Моя сестра несколько раз участвовала в таких загулах; чтобы придать себе вульгарный вид, она надевала свою шляпку набекрень и сидела нога на ногу. Мы громко разговаривали, в полный голос смеялись. А то еще входили в бар отдельно друг от друга, делая вид, что не знакомы, и разыгрывали склоку, вцеплялись одна другой в волосы, визгливыми голосами выкрикивали оскорбления, — и радовались, если это представление на какое-то время занимало публику.

В те вечера, когда приходилось сидеть дома, я с трудом выносила тишину своей комнаты; я вновь уносилась к мистическим высям. Однажды ночью я принялась неистово просить Бога, если он существует, как-то заявить о себе. Но он безмолвствовал, и больше уже я никогда не обращалась к нему. В глубине души я была очень рада, что его нет. Мне было бы нестерпимо думать, что партия, которая разыгрывается здесь, на этом свете, завершится в вечности.

Во всяком случае, теперь на земле существовало место, где я чувствовала себя свободно; «Жокей» стал для меня привычным, я встречала там знакомые лица, мне все больше нравилось бывать там. Достаточно было одной порции джин-физа — и одиночества как не бывало: все люди становились братьями, мы все понимали и любили друг друга. Никаких проблем, сожалений, ожиданий — настоящее захлестывало меня. Я танцевала, чьи-то руки обнимали меня, и мое тело предчувствовало забвение, упоение, более легкие и умиротворяющие, чем мои бредни; вместо того, чтобы смущаться, как в шестнадцать лет, я находила утешение в том, что чья-то незнакомая рука согревает своим теплом, почти ласково гладит мой затылок. Я совсем не разбиралась в людях, окружавших меня, но мне это было неважно: я вырвалась из своей среды, и у меня складывалось впечатление, что вот она, свобода, только руку протяни. Я далеко ушла от того времени, когда не решалась пройти по улице рядом с молодым человеком; теперь я, не задумываясь, бросала вызов приличиям и авторитету. Бары и дансинги были для меня притягательны главным образом своей запретностью. Никогда моя мать не согласилась бы перешагнуть порог подобного заведения; мой отец был бы шокирован, если б увидел меня там, а Прадель — удручен. Я испытывала огромное удовлетворение от сознания, что решительно нарушила законы.

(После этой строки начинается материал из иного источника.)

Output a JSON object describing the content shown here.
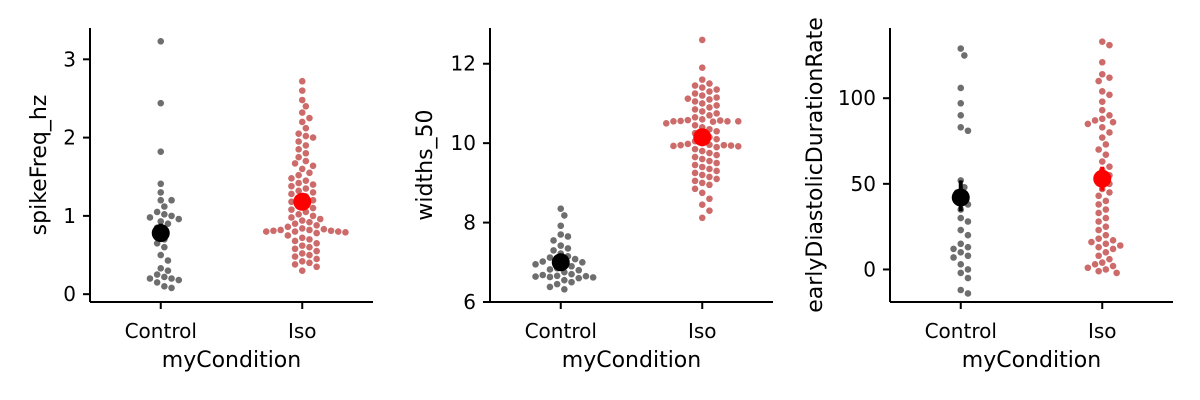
{
  "chart_data": [
    {
      "type": "scatter",
      "subtype": "swarm-with-mean-and-error",
      "xlabel": "myCondition",
      "ylabel": "spikeFreq_hz",
      "categories": [
        "Control",
        "Iso"
      ],
      "ylim": [
        -0.1,
        3.4
      ],
      "yticks": [
        0,
        1,
        2,
        3
      ],
      "grid": false,
      "series": [
        {
          "category": "Control",
          "color": "#6e6e6e",
          "mean_color": "#000000",
          "mean": 0.78,
          "err": [
            0.68,
            0.9
          ],
          "values": [
            3.23,
            2.44,
            1.82,
            1.41,
            1.3,
            1.2,
            1.2,
            1.12,
            1.05,
            1.02,
            1.0,
            0.98,
            0.96,
            0.93,
            0.9,
            0.85,
            0.8,
            0.75,
            0.7,
            0.65,
            0.6,
            0.5,
            0.43,
            0.33,
            0.3,
            0.25,
            0.22,
            0.2,
            0.2,
            0.18,
            0.15,
            0.1,
            0.08
          ]
        },
        {
          "category": "Iso",
          "color": "#cd6b6b",
          "mean_color": "#ff0000",
          "mean": 1.18,
          "err": [
            1.1,
            1.26
          ],
          "values": [
            2.72,
            2.6,
            2.48,
            2.4,
            2.32,
            2.25,
            2.2,
            2.12,
            2.05,
            2.02,
            2.0,
            1.95,
            1.9,
            1.85,
            1.8,
            1.75,
            1.7,
            1.67,
            1.64,
            1.6,
            1.55,
            1.52,
            1.48,
            1.45,
            1.42,
            1.4,
            1.38,
            1.35,
            1.32,
            1.3,
            1.28,
            1.25,
            1.22,
            1.2,
            1.18,
            1.15,
            1.12,
            1.1,
            1.08,
            1.05,
            1.02,
            1.0,
            0.98,
            0.96,
            0.94,
            0.92,
            0.9,
            0.88,
            0.86,
            0.84,
            0.83,
            0.82,
            0.82,
            0.81,
            0.81,
            0.8,
            0.8,
            0.8,
            0.79,
            0.78,
            0.75,
            0.72,
            0.7,
            0.68,
            0.65,
            0.62,
            0.6,
            0.58,
            0.55,
            0.52,
            0.5,
            0.48,
            0.45,
            0.42,
            0.4,
            0.38,
            0.35,
            0.3
          ]
        }
      ]
    },
    {
      "type": "scatter",
      "subtype": "swarm-with-mean-and-error",
      "xlabel": "myCondition",
      "ylabel": "widths_50",
      "categories": [
        "Control",
        "Iso"
      ],
      "ylim": [
        6.0,
        12.9
      ],
      "yticks": [
        6,
        8,
        10,
        12
      ],
      "grid": false,
      "series": [
        {
          "category": "Control",
          "color": "#6e6e6e",
          "mean_color": "#000000",
          "mean": 7.0,
          "err": [
            6.9,
            7.12
          ],
          "values": [
            8.35,
            8.18,
            7.92,
            7.7,
            7.65,
            7.55,
            7.42,
            7.35,
            7.3,
            7.22,
            7.15,
            7.12,
            7.08,
            7.05,
            7.02,
            7.0,
            6.98,
            6.95,
            6.9,
            6.85,
            6.82,
            6.8,
            6.75,
            6.7,
            6.68,
            6.66,
            6.65,
            6.64,
            6.63,
            6.62,
            6.6,
            6.55,
            6.5,
            6.45,
            6.38,
            6.32
          ]
        },
        {
          "category": "Iso",
          "color": "#cd6b6b",
          "mean_color": "#ff0000",
          "mean": 10.15,
          "err": [
            10.03,
            10.27
          ],
          "values": [
            12.6,
            11.9,
            11.6,
            11.5,
            11.45,
            11.4,
            11.35,
            11.3,
            11.25,
            11.2,
            11.15,
            11.12,
            11.1,
            11.05,
            11.0,
            10.95,
            10.9,
            10.85,
            10.8,
            10.75,
            10.7,
            10.65,
            10.6,
            10.58,
            10.57,
            10.56,
            10.55,
            10.55,
            10.55,
            10.54,
            10.5,
            10.45,
            10.4,
            10.35,
            10.3,
            10.25,
            10.2,
            10.15,
            10.1,
            10.05,
            10.0,
            9.98,
            9.96,
            9.95,
            9.95,
            9.94,
            9.93,
            9.92,
            9.9,
            9.85,
            9.8,
            9.75,
            9.7,
            9.65,
            9.6,
            9.55,
            9.5,
            9.45,
            9.4,
            9.35,
            9.3,
            9.25,
            9.2,
            9.15,
            9.1,
            9.05,
            9.0,
            8.95,
            8.85,
            8.75,
            8.6,
            8.45,
            8.3,
            8.12
          ]
        }
      ]
    },
    {
      "type": "scatter",
      "subtype": "swarm-with-mean-and-error",
      "xlabel": "myCondition",
      "ylabel": "earlyDiastolicDurationRate",
      "categories": [
        "Control",
        "Iso"
      ],
      "ylim": [
        -19,
        141
      ],
      "yticks": [
        0,
        50,
        100
      ],
      "grid": false,
      "series": [
        {
          "category": "Control",
          "color": "#6e6e6e",
          "mean_color": "#000000",
          "mean": 42,
          "err": [
            34,
            52
          ],
          "values": [
            129,
            125,
            106,
            97,
            90,
            83,
            81,
            52,
            48,
            45,
            40,
            38,
            35,
            30,
            28,
            23,
            20,
            15,
            13,
            12,
            10,
            8,
            7,
            3,
            0,
            -2,
            -5,
            -12,
            -14
          ]
        },
        {
          "category": "Iso",
          "color": "#cd6b6b",
          "mean_color": "#ff0000",
          "mean": 53,
          "err": [
            46,
            60
          ],
          "values": [
            133,
            131,
            121,
            114,
            112,
            110,
            104,
            102,
            98,
            93,
            90,
            88,
            87,
            86,
            85,
            83,
            80,
            77,
            73,
            70,
            67,
            63,
            60,
            58,
            55,
            52,
            50,
            47,
            45,
            43,
            40,
            38,
            35,
            33,
            30,
            28,
            25,
            23,
            20,
            18,
            17,
            16,
            15,
            14,
            13,
            12,
            10,
            8,
            6,
            4,
            3,
            2,
            1,
            0,
            -1,
            -2
          ]
        }
      ]
    }
  ]
}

Мало по малу я осмелела. Я позволяла заговаривать с собой на улицах, могла пойти в бистро выпить с незнакомцами. Однажды вечером я села в автомобиль, который ехал за мной на Больших бульварах. «Прокатимся в «Робинзон»?» — предложил человек за рулем. Приятностью он не отличался; и что будет со мной, если он бросит меня где-нибудь, посреди ночи, километрах в десяти от Парижа? Но я придерживалась принципа: «Жить рискуя. Ни от чего не отказываться». Так говорили Жид, Ривьер, сюрреалисты и Жак. «Прокатимся», — согласилась я. На площади Бастилии, на террасе какого-то кафе мы уныло выпили по коктейлю. Снова садясь в машину, мужчина коснулся моего колена — я резко отстранилась. «Что еще за новости? Позволяете возить себя в автомобиле и даже не хотите, чтобы до вас дотронулись?» Голос у него изменился. Он остановил машину и попытался меня поцеловать. Я сбежала, мне вдогонку летели его оскорбления. Я успела на последнее метро. Я понимала, что легко отделалась, и тем не менее радовалась, что совершила поистине бессмысленный поступок.

В другой вечер, во время благотворительного праздника на авеню Клиши, я играла в настольный футбол с каким-то молодым субъектом, у которого был розовый шрам во всю щеку; мы постреляли из карабина, и он вызвался за все заплатить. Он познакомил меня со своим приятелем и угостил кофе со сливками. Когда я увидела, что вот-вот уйдет мой последний автобус, я попрощалась и побежала к остановке. Они настигли меня как раз в тот момент, когда я собиралась прыгнуть на подножку, схватили за плечи: «так не пойдет», кондуктор колебался, держась за звонок, потом дернул ручку, и автобус тронулся. Я кипела от злости. Оба парня уверяли меня, что я не права: людей так просто, без предупреждения, не бросают. Мы помирились, и они настояли, чтобы проводить меня пешком до дому; я постаралась объяснить, что ждать от меня им нечего, но они упорно шли со мной. На улице Кассет, на углу улицы Ренн, парень со шрамом обнял меня за талию: «Когда мы опять увидимся?» «Когда захотите», — вероломно ответила я. Он попытался меня поцеловать, я отстранилась. Показались четверо полицейских на велосипедах; я не решилась их позвать, но мой бандит отпустил меня, и мы сделали несколько шагов по направлению к дому. Когда патруль скрылся, он снова схватил меня: «Ты не придешь на свидание, ты хотела меня спровадить! Я это не люблю! Тебя следует проучить». Вид у него был какой-то недобрый: сейчас ударит или кинется целовать прямо в губы — не знаю, что бы меня больше испугало. Вмешался приятель: «Послушайте, можно все уладить. Он злится, потому что потратился на вас!» Я выгребла все из кошелька. «Плевать мне на деньги! — проговорил первый. — Я хочу ее проучить». Кончилось, однако, тем, что он взял все мое богатство — пятнадцать франков. «Даже на бабу не хватит!» — раздраженно проговорил он. Я вернулась домой; перепугалась я не на шутку.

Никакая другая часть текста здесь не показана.